L’habitude d’alterner des bandes ou des rayures de couleurs différentes s’est, de tout temps, généralisée, à tous les
tissages, notamment dans les régions montagneuses de la Méditerranée. Les tissages de laine berbères et dans
artisanat africain sont rehaussés de rayures redondantes.

Le rectangle d’étoffe rayé noué autour du bassin se retrouve chez les habitants des massifs montagneux
septentrionaux et pas dans les grandes chaînes montagneuses de l’Atlas marocain ou des Aurès. Le terme fouta est
utilisé généralement dans les pays arabophones et dans ceux de la Méditerranée orientale, sous différentes formes
serviettes, linges de table, tabliers, voire drap. Selon certains spécialistes, son origine est antérieure à l’expansion de
l’Islam.
C’est en fait à l’Inde qu’on attribue son origine. Attribué à tout ce qui ressemble de près ou de loin à un sarong ou à
un pagne, le mot fouta « servait originairement à désigner une sorte d’étoffe apportée de l’Inde, mais par la suite, on
a appliqué à différentes espèces de vêtements ». Ce terme fouta a été donné au pagne berbère parce que ce
dernier est dépourvu de coutures, se porte noué et appartient à la grande famille des pagnes, comme ceux observés
par les voyageurs arabes en Afrique et en Asie. L’utilisation de tissus rayés importés d’Orient, appelés fouta pour
remplacer les lainages berbères habituels pourrait, toujours selon certains connaisseurs, avoir été à l’origine de cette
dénomination. En somme, ce vocable s’est installé au Maghreb après l’adoption de la langue arabe par les citadins
lors des premiers siècles du second millénaire. Le règne des grandes dynasties berbères et l’intensification des
échanges avec l’Espagne musulmane ont favorisé une plus grande utilisation des soieries dans le costume des villes.

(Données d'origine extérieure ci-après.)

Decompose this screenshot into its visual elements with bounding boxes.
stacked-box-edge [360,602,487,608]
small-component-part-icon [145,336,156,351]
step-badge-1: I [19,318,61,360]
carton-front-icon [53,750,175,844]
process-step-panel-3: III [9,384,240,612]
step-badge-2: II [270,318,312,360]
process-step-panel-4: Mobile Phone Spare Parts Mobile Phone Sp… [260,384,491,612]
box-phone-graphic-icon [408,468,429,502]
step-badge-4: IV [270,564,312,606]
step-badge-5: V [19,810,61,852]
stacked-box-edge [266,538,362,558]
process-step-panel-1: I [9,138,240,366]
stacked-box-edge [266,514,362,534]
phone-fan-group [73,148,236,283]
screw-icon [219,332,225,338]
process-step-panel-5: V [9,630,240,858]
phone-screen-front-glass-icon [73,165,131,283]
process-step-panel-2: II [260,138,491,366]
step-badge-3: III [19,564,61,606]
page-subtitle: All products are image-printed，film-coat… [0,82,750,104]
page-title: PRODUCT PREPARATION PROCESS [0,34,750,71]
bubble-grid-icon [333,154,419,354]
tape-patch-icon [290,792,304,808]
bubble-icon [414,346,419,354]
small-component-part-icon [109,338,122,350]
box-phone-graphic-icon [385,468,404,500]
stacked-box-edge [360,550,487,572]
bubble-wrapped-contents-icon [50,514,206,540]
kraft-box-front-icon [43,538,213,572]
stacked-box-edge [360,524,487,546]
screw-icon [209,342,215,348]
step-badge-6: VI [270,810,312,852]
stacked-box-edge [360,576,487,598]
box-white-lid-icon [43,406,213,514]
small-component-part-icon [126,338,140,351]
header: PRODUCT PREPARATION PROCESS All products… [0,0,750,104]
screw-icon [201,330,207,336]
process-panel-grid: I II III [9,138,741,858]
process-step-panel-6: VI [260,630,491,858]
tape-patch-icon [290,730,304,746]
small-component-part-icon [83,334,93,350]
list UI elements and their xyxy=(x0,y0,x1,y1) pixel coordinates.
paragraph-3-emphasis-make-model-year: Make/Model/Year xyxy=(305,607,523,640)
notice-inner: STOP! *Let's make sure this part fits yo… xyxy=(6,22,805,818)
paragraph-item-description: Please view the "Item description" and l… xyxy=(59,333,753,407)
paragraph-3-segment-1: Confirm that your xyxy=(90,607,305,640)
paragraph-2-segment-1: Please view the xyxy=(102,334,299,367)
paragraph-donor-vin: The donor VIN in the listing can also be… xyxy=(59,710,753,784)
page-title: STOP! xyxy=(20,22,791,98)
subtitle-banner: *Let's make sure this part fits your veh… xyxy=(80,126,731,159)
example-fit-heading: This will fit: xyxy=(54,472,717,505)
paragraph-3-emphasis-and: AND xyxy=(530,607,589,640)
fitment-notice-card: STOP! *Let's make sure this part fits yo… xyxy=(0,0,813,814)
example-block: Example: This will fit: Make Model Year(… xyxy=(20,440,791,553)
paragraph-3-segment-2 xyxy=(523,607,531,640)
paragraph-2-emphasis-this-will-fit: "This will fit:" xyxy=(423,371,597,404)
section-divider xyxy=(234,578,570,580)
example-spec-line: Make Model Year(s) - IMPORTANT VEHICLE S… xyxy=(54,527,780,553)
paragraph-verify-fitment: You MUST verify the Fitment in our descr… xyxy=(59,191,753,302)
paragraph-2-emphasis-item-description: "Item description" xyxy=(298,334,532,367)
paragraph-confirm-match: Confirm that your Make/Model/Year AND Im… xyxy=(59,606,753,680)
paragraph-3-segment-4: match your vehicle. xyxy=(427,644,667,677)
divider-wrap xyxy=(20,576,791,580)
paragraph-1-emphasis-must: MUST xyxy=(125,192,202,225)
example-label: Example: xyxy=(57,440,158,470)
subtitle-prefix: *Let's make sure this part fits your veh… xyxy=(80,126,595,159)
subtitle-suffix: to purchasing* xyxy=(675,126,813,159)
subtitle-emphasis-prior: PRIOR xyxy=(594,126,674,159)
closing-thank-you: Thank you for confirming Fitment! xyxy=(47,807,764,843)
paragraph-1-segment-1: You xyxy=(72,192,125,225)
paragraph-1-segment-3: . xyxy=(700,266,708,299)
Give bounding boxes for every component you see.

Ainsi, la fouta citadine s’est différenciée par la nature et la qualité de l’étoffe employée de celle des femmes de
montagnes.

Fonction signifiante

Nouée autour du ventre, la fouta est directement liée à la notion de fécondité. L’association des rayures contrastées
et du nœud donne à la fouta un pouvoir symbolique doublement protecteur, qui est à l’origine de son extraordinaire
longévité, tant dans les villages des montagnes du littoral maghrébin que dans les grandes villes. Lorsque Alger
devient la capitale du pays au XVIe siècle, l’adoption des pièces ouvertes, à l’image du caftan ou encore des vestes,
se généralise permettant le port de chemises fines. La fouta s’avère être indispensable pour masquer le bassin. Elle
permet de préserver la décence du costume sans entraver les mouvements du corps. La fouta se maintient avec ses
rayures doréeset de la soie aux teintes raffinées dans le costume, malgré la généralisation des vêtements ouverts, et
ce, grâce à sa forte fonction symbolique et à l’importance accordée au confort vestimentaire par les femmes d’Alger.

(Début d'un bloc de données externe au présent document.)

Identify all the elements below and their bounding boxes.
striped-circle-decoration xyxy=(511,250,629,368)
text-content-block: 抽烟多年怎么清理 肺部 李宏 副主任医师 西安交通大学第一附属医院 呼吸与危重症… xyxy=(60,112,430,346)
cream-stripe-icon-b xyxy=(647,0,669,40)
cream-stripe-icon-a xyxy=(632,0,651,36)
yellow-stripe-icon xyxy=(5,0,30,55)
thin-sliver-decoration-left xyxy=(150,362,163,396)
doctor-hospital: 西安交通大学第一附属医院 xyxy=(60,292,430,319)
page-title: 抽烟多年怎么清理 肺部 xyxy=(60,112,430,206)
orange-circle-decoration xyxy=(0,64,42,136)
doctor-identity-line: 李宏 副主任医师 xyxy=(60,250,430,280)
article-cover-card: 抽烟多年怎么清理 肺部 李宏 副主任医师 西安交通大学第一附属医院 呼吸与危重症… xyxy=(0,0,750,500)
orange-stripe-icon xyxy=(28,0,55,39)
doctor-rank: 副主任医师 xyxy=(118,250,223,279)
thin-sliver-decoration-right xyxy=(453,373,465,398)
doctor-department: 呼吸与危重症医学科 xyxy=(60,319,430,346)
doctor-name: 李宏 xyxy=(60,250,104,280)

A côté des fonctions signifiantes et pratiques de la fouta, le rôle des femmes kabyles dans la vie algéroise a, sans
aucun doute, favorisé la stabilité de cette pièce dans le costume. « Les liens entre la ville et les montagnes voisines
ont toujours été étroits - l’adoption du nom fouta en Kakylie le souligne - et les déplacements dans les deux sens sont
restés fréquents : de la montagne vers la ville ». Au début du XXe siècle, la fouta d’Alger, qui est réservée au seul
costume cérémonial, est réalisée dans de coûteuses soieries. La fouta est abandonnée à la suite de l’évolution du
seroual de cérémonie vers une forme plus volumineuse. Mais avant son déclin à Alger, la fouta a accompagné les
exilées algéroises, tlemcéniennes et kabyles en Tunisie, au cours du XIXe siècle. En somme, la fouta reste, aujourd
hui plus que jamais, très prisée par les femmes vivant dans les montagnes de Kabylie. A Alger, elle demeure un
costume incontournable lors des cérémonies.